Für den Klimaschutz ist der Weiterbetrieb der veralteten Stromheizungen verheerend. "Bei Erzeugung und Transport von Strom geht viel Energie verloren. Das heißt konkret, dass für eine Kilowattstunde Heizenergie ca. 2,4 Kilowattstunden Energie in Form von Rohöl, Kohle oder Gas benötigt werden. Dies führt zu einem unnötig hohen CO2-Ausstoß und ist energetisch nicht sinnvoll", sagt dena-Experte Stolte. Das Angebot der Energieversorger, für Heizstrom Ökostromquellen anzuzapfen, verbessert die Bilanz nicht wirklich. Denn noch besitzt die besonders klimaschädliche Braun- und Kohleverstromung mit 43,6 Prozent einen hohen Anteil im deutschen Stromerzeugungsmix. Nach Berechnungen des Umweltbundesamts gingen so für jede Kilowattstunde Strom durchschnittlich 569 Gramm klimaschädliches Kohlendioxid in die Luft.

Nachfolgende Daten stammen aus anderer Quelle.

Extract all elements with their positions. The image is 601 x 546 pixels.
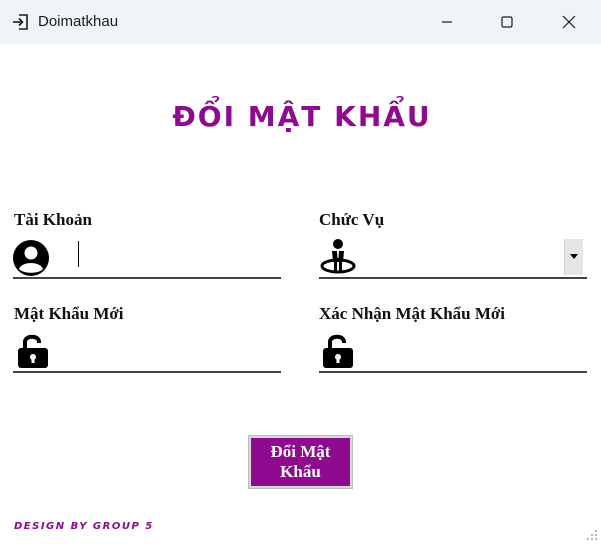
maximize-icon xyxy=(501,16,513,28)
chevron-down-icon xyxy=(570,254,578,259)
confirm-password-label: Xác Nhận Mật Khẩu Mới xyxy=(319,304,506,323)
role-underline xyxy=(319,277,587,279)
close-button[interactable] xyxy=(546,0,592,44)
confirm-password-input[interactable] xyxy=(380,336,584,366)
new-password-input[interactable] xyxy=(76,336,280,366)
account-label: Tài Khoản xyxy=(14,210,92,229)
footer-credit: DESIGN BY GROUP 5 xyxy=(14,521,154,532)
unlock-icon xyxy=(16,331,50,374)
close-icon xyxy=(562,15,576,29)
unlock-icon xyxy=(321,331,355,374)
login-icon xyxy=(12,13,30,31)
new-password-label: Mật Khẩu Mới xyxy=(14,304,124,323)
text-caret xyxy=(78,241,79,267)
minimize-icon xyxy=(442,21,452,23)
user-circle-icon xyxy=(12,239,52,282)
confirm-password-underline xyxy=(319,371,587,373)
account-underline xyxy=(13,277,281,279)
maximize-button[interactable] xyxy=(484,0,530,44)
new-password-underline xyxy=(13,371,281,373)
page-title-text: ĐỔI MẬT KHẨU xyxy=(172,100,432,133)
window-title: Doimatkhau xyxy=(38,13,119,30)
change-password-button[interactable]: Đổi Mật Khẩu xyxy=(248,435,353,489)
role-dropdown-button[interactable] xyxy=(564,239,583,275)
account-input[interactable] xyxy=(76,242,280,272)
resize-grip-icon[interactable] xyxy=(586,528,598,540)
role-label: Chức Vụ xyxy=(319,210,385,229)
minimize-button[interactable] xyxy=(424,0,470,44)
page-title: ĐỔI MẬT KHẨU xyxy=(0,100,601,133)
title-bar[interactable]: Doimatkhau xyxy=(0,0,601,44)
person-position-icon xyxy=(320,238,356,281)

Experten warnen zudem vor vermeintlich sauberen Infrarot-Flächenheizungen, die bis zu 30 Prozent an Heizenergie einsparen sollen, zusammen mit hohem Komfort und sauberem Klimagewissen. "Auch die Infrarot-Flächenheizung wird mit Strom betrieben. Das ist in Deutschland nach wie vor die teuerste Energieform", erklärt Stefan Materne von der Verbraucherzentrale Energieberatung. Da die Heizung keinen Niedertarif nutzen kann, fallen im normalen Haushaltstarif gegenwärtig etwa 27 bis 30 Cent je Kilowattstunde an, für Gas hingegen rund sieben, für Heizöl umgerechnet etwa acht und für Holzpellets nur sechs Cent. Eine Infrarotheizung beschert ihrem Besitzer also im Vergleich zu Öl- oder Gasheizungen zwei- bis dreimal so hohe Kosten pro Kilowattstunde. "Der Vorteil der Infrarotheizung aufgrund vergleichsweise niedriger Investitionskosten ist damit in kurzer Zeit wieder aufgezehrt", resümiert Materne.

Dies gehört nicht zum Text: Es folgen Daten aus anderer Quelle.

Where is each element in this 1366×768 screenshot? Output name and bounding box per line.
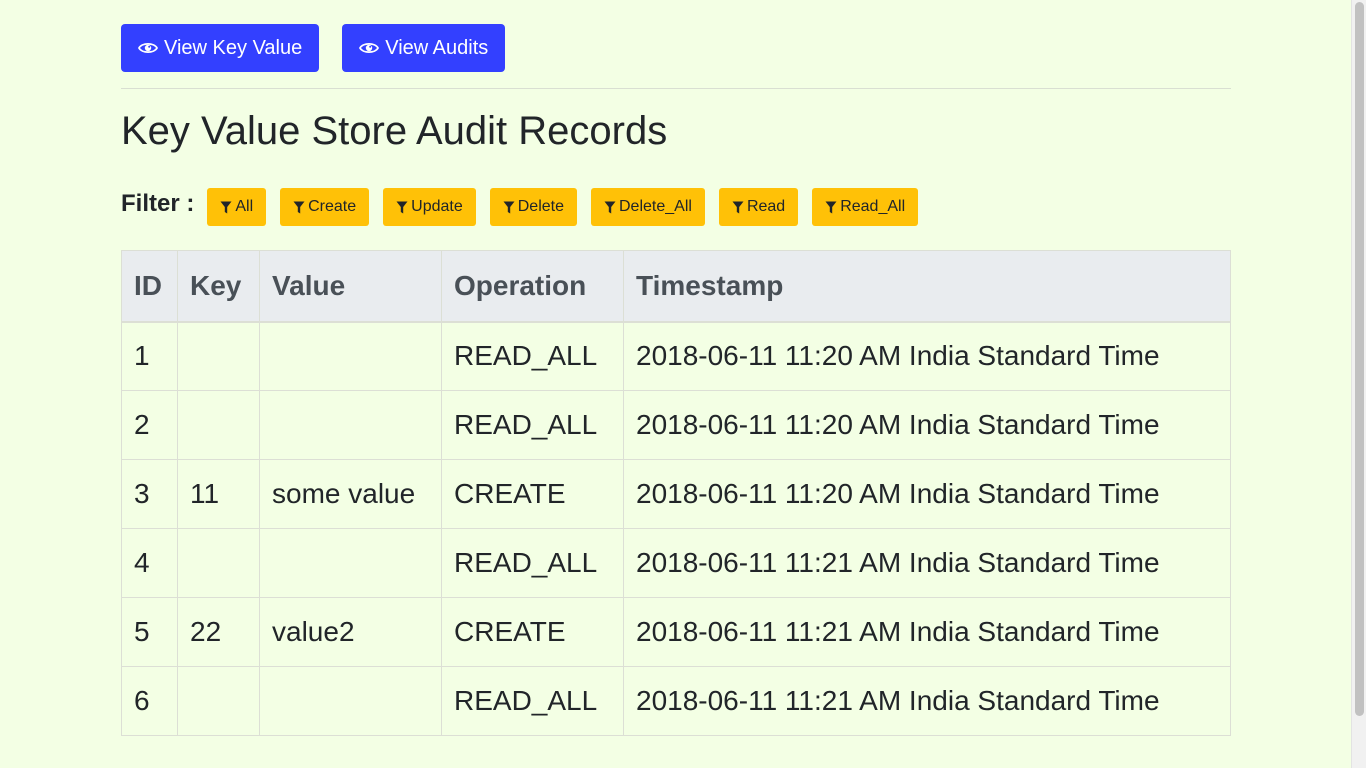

"Wenn Verbraucher mit Strom heizen möchten, sollten sie auf Wärmepumpen umsteigen. Die sind drei- bis viermal effizienter als Nachtspeicherheizungen", rät auch dena-Experte Stolte. Der Stuttgarter Peter Mayer und seine Nachbarn wollen auf jeden Fall weg vom Strom – und stehen weiter unter Spannung: "Uns wurde die Verlegung der Gasleitung nun für das zweite Halbjahr 2016 versprochen."